Once you have an allo-SCT, the potential long-term complications (eg, graft-versus-host disease, immunosuppression, and infection) never go away. It is easy to say, “The patient can be cured with this transplant,” but this does not consider the fact that the patient is still going to require a lot of follow-up care. In the short-term, I would say that the risk of death from allo-SCT is higher than that from being on a complement inhibitor. For patients who live in a country where complement inhibitor therapy is not available, allo-SCT can, in principle, be performed with a matched related donor, a matched unrelated donor, or a haploidentical donor and reduced-intensity conditioning to decrease the associated risks. However, here in the United States, I would be quite reluctant to perform a transplant in patients with classical hemolytic PNH.

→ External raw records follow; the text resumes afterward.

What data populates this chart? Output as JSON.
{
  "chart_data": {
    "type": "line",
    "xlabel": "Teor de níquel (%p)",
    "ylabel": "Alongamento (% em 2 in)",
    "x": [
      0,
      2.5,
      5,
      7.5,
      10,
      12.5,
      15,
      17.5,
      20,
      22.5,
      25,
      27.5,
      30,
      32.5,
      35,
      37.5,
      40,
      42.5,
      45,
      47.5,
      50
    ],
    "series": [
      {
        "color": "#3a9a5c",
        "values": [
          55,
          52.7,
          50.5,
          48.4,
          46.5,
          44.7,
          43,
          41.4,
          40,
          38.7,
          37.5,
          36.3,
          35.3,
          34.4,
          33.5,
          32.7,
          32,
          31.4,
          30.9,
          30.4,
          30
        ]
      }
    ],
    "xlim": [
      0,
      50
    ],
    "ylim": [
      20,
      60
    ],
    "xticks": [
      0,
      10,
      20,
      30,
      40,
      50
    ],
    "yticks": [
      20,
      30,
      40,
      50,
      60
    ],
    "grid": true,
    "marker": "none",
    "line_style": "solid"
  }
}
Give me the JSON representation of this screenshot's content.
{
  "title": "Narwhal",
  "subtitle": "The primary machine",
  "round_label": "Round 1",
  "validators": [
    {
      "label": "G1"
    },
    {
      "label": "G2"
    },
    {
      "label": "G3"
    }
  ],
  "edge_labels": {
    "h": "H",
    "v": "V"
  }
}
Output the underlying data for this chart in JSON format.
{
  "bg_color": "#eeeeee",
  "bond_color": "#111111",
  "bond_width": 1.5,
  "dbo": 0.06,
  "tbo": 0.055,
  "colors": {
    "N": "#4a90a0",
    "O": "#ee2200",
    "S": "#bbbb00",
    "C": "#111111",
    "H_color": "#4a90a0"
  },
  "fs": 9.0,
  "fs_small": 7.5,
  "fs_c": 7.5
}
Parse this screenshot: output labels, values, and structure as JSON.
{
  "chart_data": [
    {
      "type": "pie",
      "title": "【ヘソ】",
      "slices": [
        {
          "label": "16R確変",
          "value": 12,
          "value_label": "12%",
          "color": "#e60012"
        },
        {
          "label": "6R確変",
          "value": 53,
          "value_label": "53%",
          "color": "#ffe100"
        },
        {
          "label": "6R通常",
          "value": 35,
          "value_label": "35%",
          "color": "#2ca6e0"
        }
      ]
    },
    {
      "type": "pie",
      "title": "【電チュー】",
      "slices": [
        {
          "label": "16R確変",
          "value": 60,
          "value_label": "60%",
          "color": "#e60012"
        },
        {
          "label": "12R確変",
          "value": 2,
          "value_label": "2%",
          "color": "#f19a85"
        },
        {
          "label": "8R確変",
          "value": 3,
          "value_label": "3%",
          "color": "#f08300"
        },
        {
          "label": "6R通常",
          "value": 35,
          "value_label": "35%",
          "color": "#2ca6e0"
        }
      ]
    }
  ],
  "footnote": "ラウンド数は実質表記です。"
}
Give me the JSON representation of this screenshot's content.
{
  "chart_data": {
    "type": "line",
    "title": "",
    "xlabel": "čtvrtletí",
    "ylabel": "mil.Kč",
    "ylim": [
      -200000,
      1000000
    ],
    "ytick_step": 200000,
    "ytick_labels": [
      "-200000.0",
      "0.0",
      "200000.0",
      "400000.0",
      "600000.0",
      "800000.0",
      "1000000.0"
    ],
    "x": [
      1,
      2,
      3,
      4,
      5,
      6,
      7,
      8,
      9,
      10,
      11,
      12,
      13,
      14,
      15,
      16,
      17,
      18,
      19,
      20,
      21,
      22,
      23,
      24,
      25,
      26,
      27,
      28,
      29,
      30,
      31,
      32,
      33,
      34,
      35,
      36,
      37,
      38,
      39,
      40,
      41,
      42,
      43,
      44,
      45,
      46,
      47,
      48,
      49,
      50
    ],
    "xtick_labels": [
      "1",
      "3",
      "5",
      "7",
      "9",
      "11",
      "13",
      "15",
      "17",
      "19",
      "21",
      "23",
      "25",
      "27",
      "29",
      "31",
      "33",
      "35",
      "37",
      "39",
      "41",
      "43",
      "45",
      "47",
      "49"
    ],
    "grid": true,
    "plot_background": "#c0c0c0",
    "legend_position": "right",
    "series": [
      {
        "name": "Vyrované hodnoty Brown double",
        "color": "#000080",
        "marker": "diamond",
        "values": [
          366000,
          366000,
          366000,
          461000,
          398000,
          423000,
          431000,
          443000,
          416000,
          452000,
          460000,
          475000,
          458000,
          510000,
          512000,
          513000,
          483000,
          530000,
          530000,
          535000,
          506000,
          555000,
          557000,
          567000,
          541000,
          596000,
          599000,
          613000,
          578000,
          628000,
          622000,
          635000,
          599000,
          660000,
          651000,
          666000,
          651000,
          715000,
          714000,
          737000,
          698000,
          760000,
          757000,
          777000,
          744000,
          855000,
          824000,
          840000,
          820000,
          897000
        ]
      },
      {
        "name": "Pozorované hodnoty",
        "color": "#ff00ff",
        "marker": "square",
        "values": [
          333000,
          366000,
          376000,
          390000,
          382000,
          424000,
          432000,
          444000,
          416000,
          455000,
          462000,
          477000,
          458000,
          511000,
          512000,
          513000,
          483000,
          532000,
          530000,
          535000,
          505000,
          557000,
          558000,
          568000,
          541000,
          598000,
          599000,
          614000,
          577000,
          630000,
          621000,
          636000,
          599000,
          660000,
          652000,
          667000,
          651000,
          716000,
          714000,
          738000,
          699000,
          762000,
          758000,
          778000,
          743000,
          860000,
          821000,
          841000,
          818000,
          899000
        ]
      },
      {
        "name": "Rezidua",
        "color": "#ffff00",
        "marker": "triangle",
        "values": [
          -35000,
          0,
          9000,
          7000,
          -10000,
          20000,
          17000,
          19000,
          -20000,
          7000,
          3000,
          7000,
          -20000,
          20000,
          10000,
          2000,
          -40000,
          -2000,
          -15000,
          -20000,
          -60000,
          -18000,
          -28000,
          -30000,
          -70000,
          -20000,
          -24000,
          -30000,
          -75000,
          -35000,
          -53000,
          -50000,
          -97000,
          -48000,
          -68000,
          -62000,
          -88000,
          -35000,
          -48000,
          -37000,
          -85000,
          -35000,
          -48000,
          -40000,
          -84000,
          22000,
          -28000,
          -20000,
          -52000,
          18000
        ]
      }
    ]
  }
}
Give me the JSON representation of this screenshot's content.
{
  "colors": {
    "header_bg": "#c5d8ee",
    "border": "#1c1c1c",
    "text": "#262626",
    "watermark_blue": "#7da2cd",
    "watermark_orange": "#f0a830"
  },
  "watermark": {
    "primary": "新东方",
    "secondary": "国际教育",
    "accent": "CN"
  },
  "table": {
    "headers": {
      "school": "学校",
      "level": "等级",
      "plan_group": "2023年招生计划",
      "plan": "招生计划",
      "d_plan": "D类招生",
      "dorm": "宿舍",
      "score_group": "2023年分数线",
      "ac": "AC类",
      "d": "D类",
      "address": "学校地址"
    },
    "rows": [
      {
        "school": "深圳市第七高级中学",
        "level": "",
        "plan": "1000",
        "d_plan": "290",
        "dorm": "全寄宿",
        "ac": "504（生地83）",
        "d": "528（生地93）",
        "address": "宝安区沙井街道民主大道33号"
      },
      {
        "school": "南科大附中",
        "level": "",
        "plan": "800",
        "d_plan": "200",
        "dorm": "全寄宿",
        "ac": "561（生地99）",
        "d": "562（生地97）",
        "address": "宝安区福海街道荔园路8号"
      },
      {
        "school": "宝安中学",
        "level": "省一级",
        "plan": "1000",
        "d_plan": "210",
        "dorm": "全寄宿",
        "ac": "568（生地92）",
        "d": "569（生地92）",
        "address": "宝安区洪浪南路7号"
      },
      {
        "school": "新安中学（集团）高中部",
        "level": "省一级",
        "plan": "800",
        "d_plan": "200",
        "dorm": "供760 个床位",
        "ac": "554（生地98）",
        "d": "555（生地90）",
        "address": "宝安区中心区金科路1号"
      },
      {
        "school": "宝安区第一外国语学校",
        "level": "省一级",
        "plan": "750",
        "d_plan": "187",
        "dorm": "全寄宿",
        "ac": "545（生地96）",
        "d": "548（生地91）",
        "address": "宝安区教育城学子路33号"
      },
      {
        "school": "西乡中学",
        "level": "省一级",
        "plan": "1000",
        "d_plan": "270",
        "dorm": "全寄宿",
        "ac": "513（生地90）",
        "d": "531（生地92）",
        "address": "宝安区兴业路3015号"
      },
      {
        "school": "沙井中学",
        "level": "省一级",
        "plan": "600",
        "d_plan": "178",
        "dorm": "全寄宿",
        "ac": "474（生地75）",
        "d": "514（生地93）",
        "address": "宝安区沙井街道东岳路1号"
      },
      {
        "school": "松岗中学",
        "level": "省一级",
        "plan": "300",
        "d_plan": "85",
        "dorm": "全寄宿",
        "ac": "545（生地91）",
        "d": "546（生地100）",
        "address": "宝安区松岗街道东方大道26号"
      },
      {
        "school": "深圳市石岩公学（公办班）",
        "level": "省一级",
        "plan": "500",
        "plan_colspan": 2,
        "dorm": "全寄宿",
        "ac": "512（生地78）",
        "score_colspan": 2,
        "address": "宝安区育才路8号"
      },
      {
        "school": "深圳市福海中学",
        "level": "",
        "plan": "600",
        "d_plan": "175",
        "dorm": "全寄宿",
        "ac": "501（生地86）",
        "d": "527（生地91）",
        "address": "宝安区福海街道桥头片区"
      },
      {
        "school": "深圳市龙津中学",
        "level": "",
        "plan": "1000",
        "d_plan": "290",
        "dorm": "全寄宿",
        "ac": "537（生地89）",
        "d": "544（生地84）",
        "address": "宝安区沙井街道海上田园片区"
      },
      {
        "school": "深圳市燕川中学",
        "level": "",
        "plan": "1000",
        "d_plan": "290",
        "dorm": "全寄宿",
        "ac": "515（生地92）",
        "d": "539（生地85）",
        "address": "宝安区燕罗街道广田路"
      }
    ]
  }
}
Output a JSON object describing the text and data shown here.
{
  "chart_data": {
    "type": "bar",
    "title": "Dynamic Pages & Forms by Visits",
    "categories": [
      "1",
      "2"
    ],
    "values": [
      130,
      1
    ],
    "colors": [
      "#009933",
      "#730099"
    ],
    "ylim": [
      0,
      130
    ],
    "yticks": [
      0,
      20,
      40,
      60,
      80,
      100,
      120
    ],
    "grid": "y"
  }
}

The patients with PNH who will need allo-SCT are more likely going to be the ones who have PNH in the context of a bone marrow failure syndrome (eg, patients with aplastic anemia who do not respond to immunosuppressive therapy, respond to immunosuppressive therapy but then relapse, or have a high risk of transformation to myelodysplastic syndromes [MDS] or acute myeloid leukemia). Also, patients with high-risk MDS who have a PNH clone will be considered for allo-SCT. Further, patients who have an evolving clone, meaning that they are likely to develop MDS, will also be considered for a transplant because of what is happening to their clone, which is potentially much more life-threatening than the actual presence of PNH, as PNH may be a small component of their disease.

References

Bouwman HB, Guchelaar HJ. The efficacy and safety of eculizumab in patients and the role of C5 polymorphisms. Drug Discov Today. 2024;29(9):104134. doi:10.1016/j.drudis.2024.104134

Frieri C, Eikema DJ Sr, Tuffnell J, et al. Improved outcomes in paroxysmal nocturnal hemoglobinuria patients undergoing allogeneic hematopoietic stem cell transplantation in 2011-2020: a retrospective EBMT-SAAWP study. Blood. 2024;144(suppl 1):305. doi:10.1182/blood-2024-194716

Hillmen P, Horneff R, Yeh M, Kolev M, Deschatelets P. Navigating the complement pathway to optimize PNH treatment with pegcetacoplan and other currently approved complement inhibitors. Int J Mol Sci. 2024;25(17):9477. doi:10.3390/ijms25179477

Li Z, Zeng D, Fu R, Zhang X. Progress in clinical research on allogeneic hematopoietic stem cell transplantation for the treatment of paroxysmal nocturnal hemoglobinuria. Medicine Plus. 2025;2(1):100070. doi:10.1016/j.medp.2025.100070

Nishimura JI, Usuki K, Ramos J, et al. Crovalimab for treatment of patients with paroxysmal nocturnal haemoglobinuria and complement C5 polymorphism: subanalysis of the phase 1/2 COMPOSER study. Br J Haematol. 2022;198(3):e46-e50. doi:10.1111/bjh.18274

Sakurai K, Saito K, Hatta S, et al. Successful haploidentical hematopoietic stem cell transplantation for paroxysmal nocturnal hemoglobinuria with severe pancytopenia developed after long-term aplastic anemia treatment. Clin Case Rep. 2024;12(5):e8832. Published correction appears in Clin Case Rep. 2025;13(9):e70838.